Growing up in Back of the Yards and Chicago Lawn, Citlali shares the memories and experiences she had in different school communities and organizing campaigns fighting for racial justice and immigrant rights. After co-founding a student organization called Dream Pursuers in 2015, Citlali started her involvement in campaigns fighting for undocumented Immigrants. Through Brighton Park Neighborhood Council (BPNC) and Assata’s Daughters, Citlali was looped into the No Cop Academy campaign and connected with Black and Brown students from the South and West sides. She provides great insight into the dynamics of youth movement spaces, art, and movements, and how school structures like the Student Voice Committee (SVC) interact with these efforts. 


A youth organizer in Chicago’s Uptown neighborhood, Meron talks about what it looked like to question the structures around her and fight for a more equitable school system and city. She talks about her work representing her ward for the People’s Budget, leading a school walkout to demand more humane immigration policies, and working to get SROs removed from her selective enrollment Chicago Public high school. Passionate about healthcare and collective wellbeing, Meron was transformed by interactions she had with community members as a ward representative shaping the Chicago city budget. Meron’s story informs understanding of how schools empower student organizing in a way that pushed them to get involved in citywide and grassroots efforts which they bring back into the formal schoolhouse.
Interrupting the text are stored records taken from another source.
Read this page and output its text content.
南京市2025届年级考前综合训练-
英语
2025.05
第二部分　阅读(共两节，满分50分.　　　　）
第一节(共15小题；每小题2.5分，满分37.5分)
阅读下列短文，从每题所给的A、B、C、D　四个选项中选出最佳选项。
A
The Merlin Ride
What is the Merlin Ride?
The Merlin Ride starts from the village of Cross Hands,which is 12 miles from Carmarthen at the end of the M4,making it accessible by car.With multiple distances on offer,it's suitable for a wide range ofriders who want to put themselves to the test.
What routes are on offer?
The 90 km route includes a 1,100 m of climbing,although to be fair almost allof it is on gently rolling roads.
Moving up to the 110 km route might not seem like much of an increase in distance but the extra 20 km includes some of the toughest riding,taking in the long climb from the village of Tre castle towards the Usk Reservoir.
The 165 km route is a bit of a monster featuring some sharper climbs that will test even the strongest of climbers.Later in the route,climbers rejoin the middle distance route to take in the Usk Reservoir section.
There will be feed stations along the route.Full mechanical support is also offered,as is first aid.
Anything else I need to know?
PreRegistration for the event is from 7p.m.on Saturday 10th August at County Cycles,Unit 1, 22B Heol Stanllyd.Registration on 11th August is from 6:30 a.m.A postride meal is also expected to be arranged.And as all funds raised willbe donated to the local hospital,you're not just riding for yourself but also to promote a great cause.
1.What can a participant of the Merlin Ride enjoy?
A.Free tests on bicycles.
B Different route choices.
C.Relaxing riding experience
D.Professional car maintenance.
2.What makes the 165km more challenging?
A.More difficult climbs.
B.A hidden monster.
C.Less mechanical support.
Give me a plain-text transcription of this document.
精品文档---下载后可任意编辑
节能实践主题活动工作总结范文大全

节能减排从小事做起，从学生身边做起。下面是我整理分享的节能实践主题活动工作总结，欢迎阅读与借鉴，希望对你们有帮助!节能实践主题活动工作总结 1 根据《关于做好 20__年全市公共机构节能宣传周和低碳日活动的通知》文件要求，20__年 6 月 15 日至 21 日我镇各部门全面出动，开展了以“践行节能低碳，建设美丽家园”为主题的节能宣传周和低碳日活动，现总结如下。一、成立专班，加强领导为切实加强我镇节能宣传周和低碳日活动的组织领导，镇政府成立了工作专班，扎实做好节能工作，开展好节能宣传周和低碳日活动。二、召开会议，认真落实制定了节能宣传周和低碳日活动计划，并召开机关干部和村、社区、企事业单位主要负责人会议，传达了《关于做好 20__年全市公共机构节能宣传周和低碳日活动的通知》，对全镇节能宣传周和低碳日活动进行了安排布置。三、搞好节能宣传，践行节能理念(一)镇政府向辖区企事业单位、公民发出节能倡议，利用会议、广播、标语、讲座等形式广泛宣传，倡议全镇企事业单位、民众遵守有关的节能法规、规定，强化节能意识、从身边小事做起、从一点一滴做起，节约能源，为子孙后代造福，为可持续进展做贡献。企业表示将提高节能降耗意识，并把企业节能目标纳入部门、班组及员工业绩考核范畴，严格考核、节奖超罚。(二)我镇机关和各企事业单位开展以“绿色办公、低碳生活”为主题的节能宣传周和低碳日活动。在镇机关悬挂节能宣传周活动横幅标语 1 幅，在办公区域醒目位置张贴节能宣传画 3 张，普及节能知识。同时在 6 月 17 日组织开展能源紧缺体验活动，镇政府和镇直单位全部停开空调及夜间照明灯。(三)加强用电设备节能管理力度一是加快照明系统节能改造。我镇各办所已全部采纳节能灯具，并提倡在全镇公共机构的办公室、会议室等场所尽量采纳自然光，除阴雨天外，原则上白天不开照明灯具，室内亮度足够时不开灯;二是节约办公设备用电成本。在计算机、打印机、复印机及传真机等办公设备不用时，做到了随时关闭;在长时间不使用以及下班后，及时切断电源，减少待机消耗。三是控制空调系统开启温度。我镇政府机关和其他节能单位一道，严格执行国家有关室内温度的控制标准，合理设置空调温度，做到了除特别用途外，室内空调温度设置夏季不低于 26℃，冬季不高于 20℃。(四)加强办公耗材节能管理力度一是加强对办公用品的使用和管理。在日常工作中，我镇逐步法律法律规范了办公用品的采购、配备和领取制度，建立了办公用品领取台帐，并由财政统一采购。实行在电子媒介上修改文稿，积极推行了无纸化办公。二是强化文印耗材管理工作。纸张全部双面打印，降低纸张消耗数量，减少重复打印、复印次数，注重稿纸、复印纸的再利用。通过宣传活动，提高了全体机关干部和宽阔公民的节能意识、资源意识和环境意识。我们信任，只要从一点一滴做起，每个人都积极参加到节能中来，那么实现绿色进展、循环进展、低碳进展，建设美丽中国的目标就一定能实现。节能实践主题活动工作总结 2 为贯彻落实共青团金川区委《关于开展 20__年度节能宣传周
Coming from a neighborhood near Pilsen, North Lawndale, and Little Village, Veronica is an incredibly thoughtful organizer who was involved in the No Cop Academy campaign. She also supports work in the push to remove cops from schools as a CPS alumnus and member of the Brighton Park Neighborhood Council (BPNC) staff. Veronica’s interview provides incredible insight into teacher-student relationships, the need for affirming learning spaces, and the commitment of Chicago youth to demand more from institutions that are created to serve them. After narrating her high school experiences, she talks about specific events and protests that students in the campaign held. Through a series of personal reflections, informative storytelling, and vulnerable recollection, Veronica’s interview showcases the labor and love Black and Brown youth pour into their work. 


Growing up on the city’s far Southside (Beverley and Parkway Gardens/O’Block), Catlyn witnessed the impacts of disinvestment, poverty, and inter-communal violence. In her interview, Catlyn shares incredible insight into how she views the world and the lessons she learned through her community and experiences. Although she made headlines as a determined organizer for safe school environments during the pandemic, she warns against the romanticization of youth activists. She is intentional about making movement accessible to everyone and recognizes the harm people can cause when they think they are fighting the good fight. This interview presents important considerations regarding the harmful and hierarchical dynamics that emerge in youth spaces. Catlyn calls us to not only uplift youth in our speech but ensure that our work actually factors in their voices, identities, and demands in tangible ways.   

*Trigger warning for mention of self-harm*


Inspired by the incredible diversity that exists in her neighborhood of Uptown, Feker got involved with community organizing through a summer internship at AAAJ’s KINETIC group. She discusses the political education and enthusiasm she experienced in this space before talking about her work to get SROs out of schools and informing city budget creation to prioritize life-affirming institutions.